Myths about mobile SDK data
Accuracy & Reliability – While individual GPS signals may have errors, modelling large-scale datasets using sensor fusion and building-matching ensure high precision.
Demographic Bias – GPS is not only used by a lucky few. All social classes & age groups are covered and biases can be corrected using weighting techniques and external benchmarks like census data.
Privacy & Consent – An ethical SDK like Accurat’s requires explicit user consent, complies with privacy laws and uses aggregation and anonymization techniques to protect identities.
Comparison to Traditional Traffic Data – GPS data provides dynamic, real-time insights beyond major roads, unlike costly and fixed-location traditional sensors. It can compliment hardware solutions or datasets that are skewed to one vehicle type (e.g. floating car data).

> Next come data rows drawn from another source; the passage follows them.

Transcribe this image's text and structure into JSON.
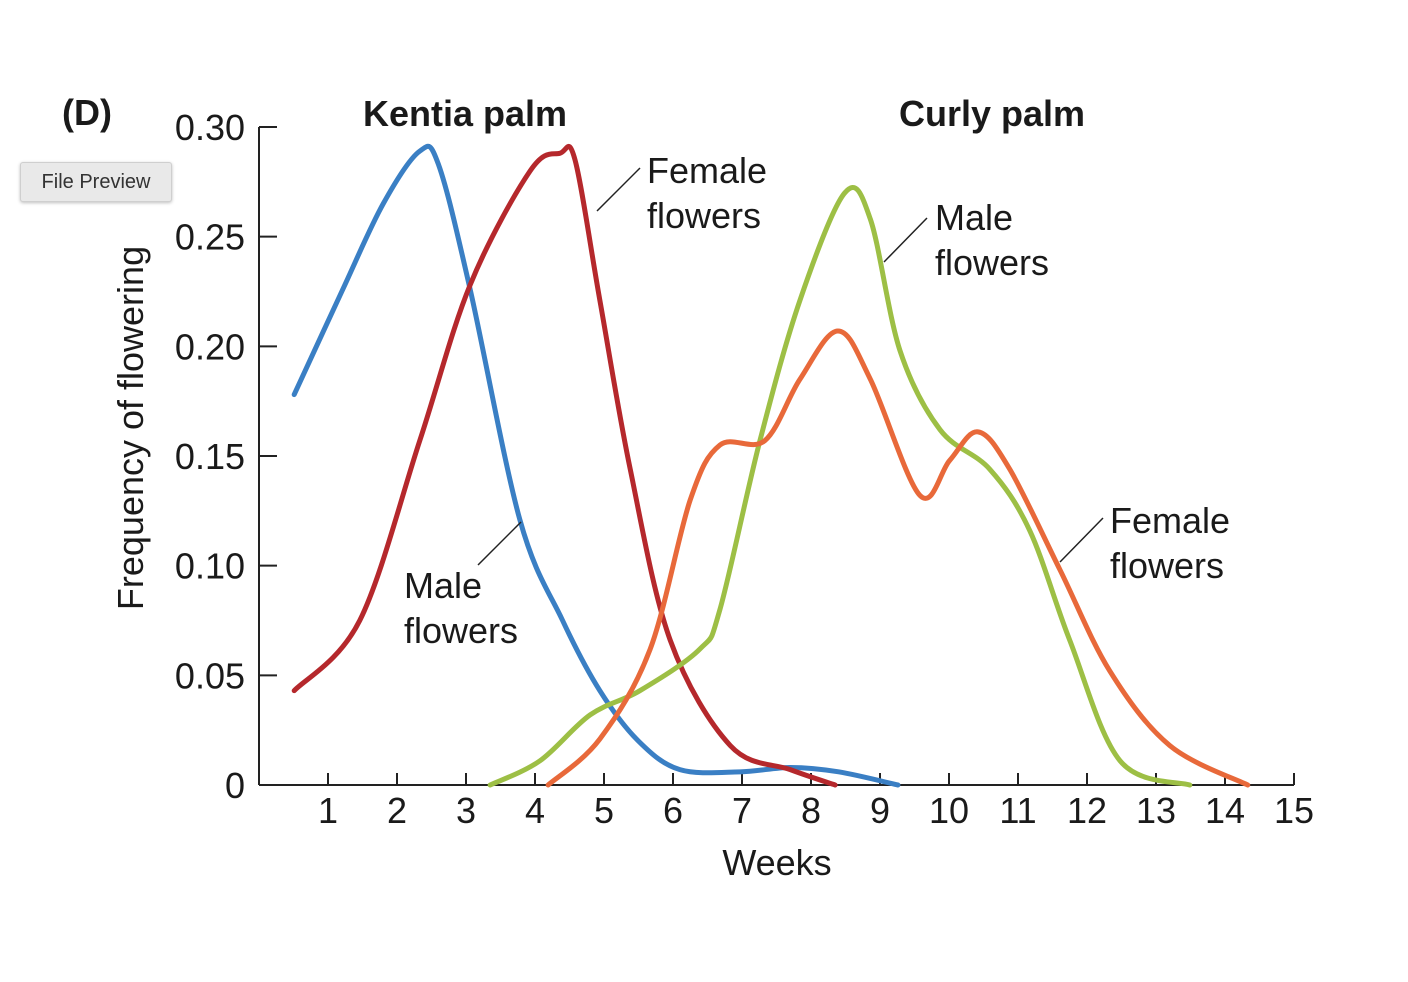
{
  "panel_label": "(D)",
  "tooltip": "File Preview",
  "chart_data": {
    "type": "line",
    "xlabel": "Weeks",
    "ylabel": "Frequency of flowering",
    "xlim": [
      0,
      15
    ],
    "ylim": [
      0,
      0.3
    ],
    "xticks": [
      "1",
      "2",
      "3",
      "4",
      "5",
      "6",
      "7",
      "8",
      "9",
      "10",
      "11",
      "12",
      "13",
      "14",
      "15"
    ],
    "yticks": [
      "0",
      "0.05",
      "0.10",
      "0.15",
      "0.20",
      "0.25",
      "0.30"
    ],
    "grid": false,
    "group_titles": {
      "kentia": "Kentia palm",
      "curly": "Curly palm"
    },
    "series": [
      {
        "group": "Kentia palm",
        "label": [
          "Male",
          "flowers"
        ],
        "color": "#3a7fc4",
        "points": [
          [
            0.51,
            0.178
          ],
          [
            1.2,
            0.225
          ],
          [
            1.8,
            0.265
          ],
          [
            2.33,
            0.289
          ],
          [
            2.6,
            0.283
          ],
          [
            3.06,
            0.226
          ],
          [
            3.78,
            0.121
          ],
          [
            4.4,
            0.075
          ],
          [
            4.94,
            0.043
          ],
          [
            5.5,
            0.02
          ],
          [
            6.1,
            0.007
          ],
          [
            6.97,
            0.006
          ],
          [
            7.7,
            0.008
          ],
          [
            8.4,
            0.006
          ],
          [
            9.26,
            0.0
          ]
        ]
      },
      {
        "group": "Kentia palm",
        "label": [
          "Female",
          "flowers"
        ],
        "color": "#b5282c",
        "points": [
          [
            0.51,
            0.043
          ],
          [
            1.46,
            0.075
          ],
          [
            2.33,
            0.157
          ],
          [
            3.06,
            0.228
          ],
          [
            3.93,
            0.28
          ],
          [
            4.36,
            0.288
          ],
          [
            4.58,
            0.285
          ],
          [
            4.94,
            0.221
          ],
          [
            5.38,
            0.144
          ],
          [
            5.96,
            0.066
          ],
          [
            6.83,
            0.018
          ],
          [
            7.7,
            0.007
          ],
          [
            8.35,
            0.0
          ]
        ]
      },
      {
        "group": "Curly palm",
        "label": [
          "Male",
          "flowers"
        ],
        "color": "#9dbf45",
        "points": [
          [
            3.35,
            0.0
          ],
          [
            4.07,
            0.011
          ],
          [
            4.8,
            0.032
          ],
          [
            5.52,
            0.043
          ],
          [
            6.39,
            0.062
          ],
          [
            6.68,
            0.08
          ],
          [
            7.26,
            0.157
          ],
          [
            7.84,
            0.221
          ],
          [
            8.49,
            0.27
          ],
          [
            8.86,
            0.258
          ],
          [
            9.29,
            0.198
          ],
          [
            9.87,
            0.162
          ],
          [
            10.59,
            0.144
          ],
          [
            11.17,
            0.116
          ],
          [
            11.75,
            0.066
          ],
          [
            12.48,
            0.011
          ],
          [
            13.49,
            0.0
          ]
        ]
      },
      {
        "group": "Curly palm",
        "label": [
          "Female",
          "flowers"
        ],
        "color": "#e8693a",
        "points": [
          [
            4.19,
            0.0
          ],
          [
            4.94,
            0.021
          ],
          [
            5.67,
            0.062
          ],
          [
            6.25,
            0.13
          ],
          [
            6.68,
            0.155
          ],
          [
            7.33,
            0.157
          ],
          [
            7.84,
            0.185
          ],
          [
            8.39,
            0.207
          ],
          [
            8.86,
            0.185
          ],
          [
            9.58,
            0.132
          ],
          [
            10.01,
            0.148
          ],
          [
            10.42,
            0.161
          ],
          [
            10.88,
            0.144
          ],
          [
            11.61,
            0.098
          ],
          [
            12.33,
            0.052
          ],
          [
            13.2,
            0.018
          ],
          [
            14.33,
            0.0
          ]
        ]
      }
    ]
  }
}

User Participation – Despite a strong privacy-sensitive era many users remain to allow background location to be shared for app functionality. Data in exchange of benefits is an accepted balance for many people.
Pedestrian vs. Car Traffic – GPS data is considered to be skewed to footfall vs car traffic. It is true that given the slower movement of a pedestrian, more coordinates in e.g. a city center are collected for pedestrians than cars. However, interpolation of coordinates as a normalisation technique and smart algorithms can differentiate walking from driving using speed, stop patterns, and route types in order to interprete data signals in the correct manner.